Stop Whispering

At long last: the full-color version of the “Whispering Wall” piece sees the digital light of day.

Click here for a link back to the sepia-toned version that was published previously and which was posted to Illustration Friday.

Distance may or may not make the heart grow fonder, but it often clears the mind.  But sometimes gaining this perspective is a luxury.

I’ve set up a lot of situations where I’m forced to produce a finished piece in a very short amount of time, which often means there’s little time to “set the work on the shelf” and take a break from it.  The model sessions are two hours, period.  Illustration Friday offers one week to take a theme from concept to completion – and it’s nice to post it prior to the last day.  Rush, rush.  And so it goes.

The benefits of these deadlines – and the reason I gravitate toward them – is that it forces an artist to a) complete a project and b) not over-think things.

However, a lot is gained when you have the time to walk away from a work-in-progress.  It’s best if you can actually wait long enough that you almost forget what you were doing in the first place.  A lot of the emotion that was wrapped in the moment of creation falls away in the meantime.  When you do see the art again after a break, you’ll be better to see where things don’t work as well as you thought.  And just as likely, you can appreciate what IS working without all the frustrations that you experienced in the prior working session.

That’s what happened here.  Looking at this piece weeks later, the colors appear more vibrant than I had thought at the time.  They’re not very inventive – just pinks for skin tone, and some fairly straightforward highlights and shadows – but they work.

Whispering Wall II - color

So let me know which version you like best.  Did I choose the right one to publish on I.F.?  If not, it’s hardly the end of the world.  Looking at them both now, I’d say it’s a coin-toss to pick a favorite.

What have been *your* experiences with gaining perspective after taking a break from something?

This entry was published on March 31, 2013 at 1:57 pm. It’s filed under Digital Drawing, Figures, Illustration Friday, The Artistic Process and tagged , , , , , , . Bookmark the permalink. Follow any comments here with the RSS feed for this post.

11 thoughts on “Stop Whispering

  1. My vote is the sepia version. I think the lack of color contrast in it brings more focus to the characters and what they’re doing.

  2. I think I prefer the color version; it has more depth to it, and there is nothing in the subject matter (at least for me) that is enhanced by the sepia tone. As other comments have noted, the rich, warm colors add a certain amount of grandiosity, especially the gold railing, and the red shirt pops of the foreground.
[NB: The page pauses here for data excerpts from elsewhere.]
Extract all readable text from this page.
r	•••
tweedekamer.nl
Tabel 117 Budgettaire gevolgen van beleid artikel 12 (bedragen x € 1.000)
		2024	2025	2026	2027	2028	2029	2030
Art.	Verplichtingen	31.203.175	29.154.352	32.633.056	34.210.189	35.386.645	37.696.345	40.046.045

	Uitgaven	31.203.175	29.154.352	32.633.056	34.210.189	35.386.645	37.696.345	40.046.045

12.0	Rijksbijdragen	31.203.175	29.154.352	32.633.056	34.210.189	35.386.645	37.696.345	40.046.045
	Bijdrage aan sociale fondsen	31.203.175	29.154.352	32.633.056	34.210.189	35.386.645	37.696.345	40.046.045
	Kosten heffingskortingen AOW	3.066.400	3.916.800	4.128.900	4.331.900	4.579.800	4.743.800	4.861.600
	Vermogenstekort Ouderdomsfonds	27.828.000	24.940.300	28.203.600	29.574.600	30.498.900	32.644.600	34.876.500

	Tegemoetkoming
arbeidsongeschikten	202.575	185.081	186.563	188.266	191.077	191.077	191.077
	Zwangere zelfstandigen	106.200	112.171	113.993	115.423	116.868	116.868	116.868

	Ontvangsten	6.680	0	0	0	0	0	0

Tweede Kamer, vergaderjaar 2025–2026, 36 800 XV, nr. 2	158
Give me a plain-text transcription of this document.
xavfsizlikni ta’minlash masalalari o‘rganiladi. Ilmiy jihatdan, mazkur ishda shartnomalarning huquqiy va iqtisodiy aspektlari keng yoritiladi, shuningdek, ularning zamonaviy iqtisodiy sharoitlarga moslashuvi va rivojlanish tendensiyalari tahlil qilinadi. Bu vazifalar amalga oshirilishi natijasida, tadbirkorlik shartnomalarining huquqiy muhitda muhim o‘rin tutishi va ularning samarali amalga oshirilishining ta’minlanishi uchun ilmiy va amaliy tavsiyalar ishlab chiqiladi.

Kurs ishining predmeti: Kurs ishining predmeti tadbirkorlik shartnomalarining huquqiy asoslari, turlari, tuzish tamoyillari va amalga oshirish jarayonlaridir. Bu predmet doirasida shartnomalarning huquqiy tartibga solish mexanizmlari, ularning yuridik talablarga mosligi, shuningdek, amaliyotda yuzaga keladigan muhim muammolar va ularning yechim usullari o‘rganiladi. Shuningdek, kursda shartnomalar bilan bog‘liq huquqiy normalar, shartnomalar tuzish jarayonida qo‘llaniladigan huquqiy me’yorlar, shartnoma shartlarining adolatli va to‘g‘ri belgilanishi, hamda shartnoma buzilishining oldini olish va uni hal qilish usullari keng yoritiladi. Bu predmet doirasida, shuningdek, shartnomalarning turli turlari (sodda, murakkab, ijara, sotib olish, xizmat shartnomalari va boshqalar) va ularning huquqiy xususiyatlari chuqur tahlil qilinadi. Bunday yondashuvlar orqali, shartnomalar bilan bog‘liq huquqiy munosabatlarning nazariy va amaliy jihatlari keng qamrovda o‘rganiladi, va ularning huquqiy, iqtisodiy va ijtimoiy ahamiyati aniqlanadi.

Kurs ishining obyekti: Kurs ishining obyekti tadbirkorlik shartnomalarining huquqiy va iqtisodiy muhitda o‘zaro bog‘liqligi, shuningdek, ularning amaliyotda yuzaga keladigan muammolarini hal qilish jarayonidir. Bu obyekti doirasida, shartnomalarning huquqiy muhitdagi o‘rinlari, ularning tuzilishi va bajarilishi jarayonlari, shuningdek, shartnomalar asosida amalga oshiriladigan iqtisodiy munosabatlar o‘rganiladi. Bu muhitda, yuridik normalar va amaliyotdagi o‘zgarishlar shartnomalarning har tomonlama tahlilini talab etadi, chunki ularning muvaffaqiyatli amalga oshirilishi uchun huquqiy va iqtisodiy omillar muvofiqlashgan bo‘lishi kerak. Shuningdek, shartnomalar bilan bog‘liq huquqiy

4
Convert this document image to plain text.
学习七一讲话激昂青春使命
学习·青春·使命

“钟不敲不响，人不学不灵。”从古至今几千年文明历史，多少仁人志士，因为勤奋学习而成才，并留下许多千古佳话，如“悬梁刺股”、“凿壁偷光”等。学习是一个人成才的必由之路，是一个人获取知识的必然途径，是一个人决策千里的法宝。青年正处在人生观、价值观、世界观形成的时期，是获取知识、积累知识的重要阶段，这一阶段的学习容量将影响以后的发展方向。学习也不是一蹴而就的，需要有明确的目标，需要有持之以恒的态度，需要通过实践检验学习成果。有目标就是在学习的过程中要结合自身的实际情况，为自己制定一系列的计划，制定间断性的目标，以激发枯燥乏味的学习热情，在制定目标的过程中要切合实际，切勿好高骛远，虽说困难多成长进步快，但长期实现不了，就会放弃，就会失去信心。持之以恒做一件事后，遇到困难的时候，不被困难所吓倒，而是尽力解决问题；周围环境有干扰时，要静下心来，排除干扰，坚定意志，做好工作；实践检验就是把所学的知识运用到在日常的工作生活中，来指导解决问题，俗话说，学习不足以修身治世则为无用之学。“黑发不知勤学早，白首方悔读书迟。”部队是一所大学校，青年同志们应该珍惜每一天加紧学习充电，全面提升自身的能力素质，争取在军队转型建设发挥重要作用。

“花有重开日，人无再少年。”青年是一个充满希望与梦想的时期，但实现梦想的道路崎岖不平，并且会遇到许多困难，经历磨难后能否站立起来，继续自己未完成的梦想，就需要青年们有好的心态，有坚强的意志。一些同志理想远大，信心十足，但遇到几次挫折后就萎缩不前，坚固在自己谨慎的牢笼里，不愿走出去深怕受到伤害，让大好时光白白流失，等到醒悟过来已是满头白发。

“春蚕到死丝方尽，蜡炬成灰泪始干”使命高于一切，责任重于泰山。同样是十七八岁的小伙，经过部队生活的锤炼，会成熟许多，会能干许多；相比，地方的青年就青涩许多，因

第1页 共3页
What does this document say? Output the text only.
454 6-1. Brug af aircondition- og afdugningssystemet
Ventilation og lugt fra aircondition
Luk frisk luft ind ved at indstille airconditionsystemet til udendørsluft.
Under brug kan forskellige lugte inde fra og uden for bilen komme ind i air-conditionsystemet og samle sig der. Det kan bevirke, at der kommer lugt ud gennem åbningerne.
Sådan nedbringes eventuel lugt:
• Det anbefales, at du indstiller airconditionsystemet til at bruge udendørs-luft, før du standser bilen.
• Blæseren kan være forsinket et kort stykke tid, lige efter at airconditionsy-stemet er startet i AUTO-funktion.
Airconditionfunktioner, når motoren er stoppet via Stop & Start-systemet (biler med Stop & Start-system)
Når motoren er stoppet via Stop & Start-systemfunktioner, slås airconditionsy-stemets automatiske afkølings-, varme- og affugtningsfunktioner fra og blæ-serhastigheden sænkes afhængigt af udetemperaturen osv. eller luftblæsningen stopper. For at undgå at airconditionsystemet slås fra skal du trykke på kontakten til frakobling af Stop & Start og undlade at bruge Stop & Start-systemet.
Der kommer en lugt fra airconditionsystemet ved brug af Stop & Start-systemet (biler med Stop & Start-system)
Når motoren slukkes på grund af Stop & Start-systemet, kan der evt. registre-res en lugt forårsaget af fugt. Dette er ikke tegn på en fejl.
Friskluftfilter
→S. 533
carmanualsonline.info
    In regards to leaving a piece of work and returning to it, as a writer it is my preferred method for longer works, although it has come back to bite me. If I return with a dispassionate approach, intending to either flesh out what I had originally written during my first passionate rush, or else clean up the (perhaps overly ambitious) initial composition, it can work for me very well. If I instead come back to it with a different sensibility, I have been known to destroy the original work by trying to warp it out of line with the original vision.

  3. Ben G on said:

    Hello Gabe-

    I like the color version. The yellows and warms colors really pop, especially when held against the sepia version. What I like most about the picture though is the curvature of the wall and railing along with the arches.

  4. I like the sepia simply because the cropping for me, better illustrates the prompt.

  5. I like the color version better, too. It gives the painting more interest, brightness, and especially in the railing more depth.

  6. Gabriel, for me, I like the colour version. The yellow seems to give a more ‘grand’ feel to it, and the shadows seem to be bolder. But that doesn’t mean that I don’t like the version you went with!
    To answer your question about taking a break from something – I always find I have a problem getting back into it once again, when I return… but I like your tip on leaving artwork to one side for a while. It makes sense; and I always tend to rush what I do to get things finished. I’m sure things could be improved if I took a little more time. I shall try it and see what I come up with…

    • I make no claim that my method is the best way to do anything… it doesn’t even always for me. While I’m not much given to sweeping proclamations, I will say this: creating is better than not creating, so whatever it takes to actually *be* creative – that’s what a person should do.